Loading AI tools
faculteit theologie in Leuven sinds 1968 Van Wikipedia, de vrije encyclopedie
De Faculteit Theologie en Religiewetenschappen Leuven, onderdeel van de Katholieke Universiteit Leuven, werd opgericht in 1834 binnen de Katholieke Universiteit van Mechelen en verhuisde in 1835 naar Leuven na de opheffing van de Rijksuniversiteit. Tot 1797 was er in Leuven de theologische faculteit van de oude universiteit. In 1967 werd de faculteit gesplitst in een Nederlandstalige en een Franstalige afdeling, welke laatste verhuisde naar Louvain-la-Neuve.
De stichtingsbul Sapientie immarcescibilis van 1425 liet alle faculteiten toe behalve theologie. Bij de opening van de universiteit in 1426 was er een artesfaculteit voor de basisopleiding en konden studenten vervolgens terecht in de faculteiten geneeskunde, civiel recht en canoniek recht. Vanaf 1431 functioneerden beide rechtenfaculteiten samen in één Collegium utriusque iuris. Het was gebruikelijk voor de middeleeuwse universiteiten dat een studium generale pas na verloop van tijd werd vervolledigd met een faculteit theologie. In het geval van Leuven is het door de herhaalde vraag van zowel de stedelijke overheid als van de hertog van Brabant, Filips de Goede, dat paus Eugenius IV op 7 maart 1432 de toestemming verleende aan de universiteit om graden in de theologie toe te kennen.
De eerste professoren van deze nieuwe faculteit werden gerekruteerd uit reeds bestaande theologische faculteiten, met name die van Parijs en Keulen. De oude faculteit godgeleerdheid schoeide haar onderricht ook sterk op de leest van deze zusterfaculteiten. Studenten die de graad van Sacrae Theologiae Licentiatus wensten te behalen, werden geschoold in het becommentariëren van de Schrift en het Liber Sententiarium van Petrus Lombardus, en namen deel aan de disputationes, kenmerkend voor het middeleeuwse onderricht. De meest bekende theoloog van de 15de-eeuwse faculteit was Adrianus Floriszoon van Utrecht, die er doceerde van 1491 tot 1515, en later bekend werd als paus Adrianus VI.

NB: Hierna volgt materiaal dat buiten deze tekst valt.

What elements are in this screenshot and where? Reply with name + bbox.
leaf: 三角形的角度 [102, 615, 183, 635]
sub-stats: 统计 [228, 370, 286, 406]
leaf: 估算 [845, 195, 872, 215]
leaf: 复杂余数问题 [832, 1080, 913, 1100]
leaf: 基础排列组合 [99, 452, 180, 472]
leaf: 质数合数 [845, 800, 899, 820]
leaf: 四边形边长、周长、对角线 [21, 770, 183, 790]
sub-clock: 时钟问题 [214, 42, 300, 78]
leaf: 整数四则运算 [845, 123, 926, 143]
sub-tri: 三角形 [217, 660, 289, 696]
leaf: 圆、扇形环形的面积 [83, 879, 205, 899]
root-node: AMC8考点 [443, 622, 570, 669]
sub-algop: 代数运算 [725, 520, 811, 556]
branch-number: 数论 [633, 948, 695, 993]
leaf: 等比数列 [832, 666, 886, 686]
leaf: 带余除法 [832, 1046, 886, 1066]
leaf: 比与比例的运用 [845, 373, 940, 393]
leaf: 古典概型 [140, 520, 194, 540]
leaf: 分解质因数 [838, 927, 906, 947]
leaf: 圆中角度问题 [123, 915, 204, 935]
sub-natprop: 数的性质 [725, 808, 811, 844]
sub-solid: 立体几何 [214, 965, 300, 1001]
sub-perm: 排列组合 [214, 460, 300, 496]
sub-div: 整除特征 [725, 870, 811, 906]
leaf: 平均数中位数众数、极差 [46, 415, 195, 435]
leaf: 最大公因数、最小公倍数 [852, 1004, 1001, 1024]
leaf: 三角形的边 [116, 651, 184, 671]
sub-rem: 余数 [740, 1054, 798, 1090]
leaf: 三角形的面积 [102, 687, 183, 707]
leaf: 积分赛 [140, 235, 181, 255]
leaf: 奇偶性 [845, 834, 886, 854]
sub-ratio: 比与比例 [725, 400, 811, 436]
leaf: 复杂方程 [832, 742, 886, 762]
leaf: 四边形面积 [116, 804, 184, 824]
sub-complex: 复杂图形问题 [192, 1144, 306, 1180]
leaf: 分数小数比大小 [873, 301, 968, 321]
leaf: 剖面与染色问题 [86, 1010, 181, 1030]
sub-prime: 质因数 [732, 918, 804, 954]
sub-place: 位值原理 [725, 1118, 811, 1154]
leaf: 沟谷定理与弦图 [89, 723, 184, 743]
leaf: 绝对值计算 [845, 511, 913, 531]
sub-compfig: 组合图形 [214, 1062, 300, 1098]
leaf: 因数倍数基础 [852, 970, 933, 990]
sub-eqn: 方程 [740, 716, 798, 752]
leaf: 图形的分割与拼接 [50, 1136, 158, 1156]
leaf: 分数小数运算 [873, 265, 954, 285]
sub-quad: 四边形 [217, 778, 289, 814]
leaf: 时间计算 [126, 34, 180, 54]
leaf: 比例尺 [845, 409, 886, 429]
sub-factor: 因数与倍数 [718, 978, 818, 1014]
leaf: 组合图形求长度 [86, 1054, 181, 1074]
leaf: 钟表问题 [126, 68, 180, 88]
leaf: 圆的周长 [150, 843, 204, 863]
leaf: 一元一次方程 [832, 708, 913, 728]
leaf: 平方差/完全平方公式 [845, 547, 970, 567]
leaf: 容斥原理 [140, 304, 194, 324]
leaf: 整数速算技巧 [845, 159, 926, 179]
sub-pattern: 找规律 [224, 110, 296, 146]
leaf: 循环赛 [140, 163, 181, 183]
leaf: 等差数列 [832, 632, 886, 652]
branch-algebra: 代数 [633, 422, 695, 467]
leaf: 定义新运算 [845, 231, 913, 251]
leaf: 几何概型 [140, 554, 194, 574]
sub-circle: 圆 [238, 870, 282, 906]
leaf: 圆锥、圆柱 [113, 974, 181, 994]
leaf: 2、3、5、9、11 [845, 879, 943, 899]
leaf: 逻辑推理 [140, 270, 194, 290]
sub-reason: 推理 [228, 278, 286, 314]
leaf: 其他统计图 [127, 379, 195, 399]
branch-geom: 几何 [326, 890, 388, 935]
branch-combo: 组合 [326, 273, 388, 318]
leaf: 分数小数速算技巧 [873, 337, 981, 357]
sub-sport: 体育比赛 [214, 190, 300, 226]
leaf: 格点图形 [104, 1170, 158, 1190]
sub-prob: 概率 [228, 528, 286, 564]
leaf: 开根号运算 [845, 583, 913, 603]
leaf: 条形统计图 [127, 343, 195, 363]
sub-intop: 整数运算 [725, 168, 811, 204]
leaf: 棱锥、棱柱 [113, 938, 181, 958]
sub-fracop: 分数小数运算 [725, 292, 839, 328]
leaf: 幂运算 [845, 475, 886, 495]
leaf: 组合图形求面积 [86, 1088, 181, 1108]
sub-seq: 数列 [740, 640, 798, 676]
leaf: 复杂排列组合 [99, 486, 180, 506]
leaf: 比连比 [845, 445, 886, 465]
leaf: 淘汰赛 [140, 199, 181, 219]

Adrianus en de andere Leuvense theologen kwamen in de zestiende eeuw in conflict met Desiderius Erasmus. Ze vonden dat zijn Lof der zotheid het gilde der theologen voor schut zette, en ze maakten bezwaar tegen het Novum Instrumentum, zijn wetenschappelijke uitgave van het Nieuwe Testament.[1] Toen hij in 1517 actief werd in hun stad aan het nieuwe Collegium trilinguae, probeerde ze dit initiatief te torpederen of minstens de integratie ervan in de universiteit te beletten.[2] Jacobus Latomus schreef hiertoe in 1519 het boek De trium linguarum et studii theologici ratione dialogus. Erasmus' bijbelonderzoek werd gezien als de bron voor de reformatorische ideeën van Maarten Luther. Het waren de Leuvens theologen die rond de jaarwisseling 1518-1519 voor het eerst een werk van Luther in het vizier namen.[3] Na een onderzoek werden zijn standpunten over zonde, boete, biecht, pauselijk gezag e.d. samengevat in de Errores excerpti en vervolgens veroordeeld in de Leuvense censuur van 7 november 1519.[4] De professoren stelden zijn dwalingen plechtig aan de kaak in de Sint-Pieterskerk en nadien volgde een publieke boekverbranding. Dit was ook voor Erasmus een keerpunt.[5] Na vier jaar intriges hield hij het in 1521 voor bekeken in Leuven. Ook latere Leuvense theologen zoals Johannes Driedo zouden zich sterk tegen het erasmiaanse gedachtegoed blijven kanten.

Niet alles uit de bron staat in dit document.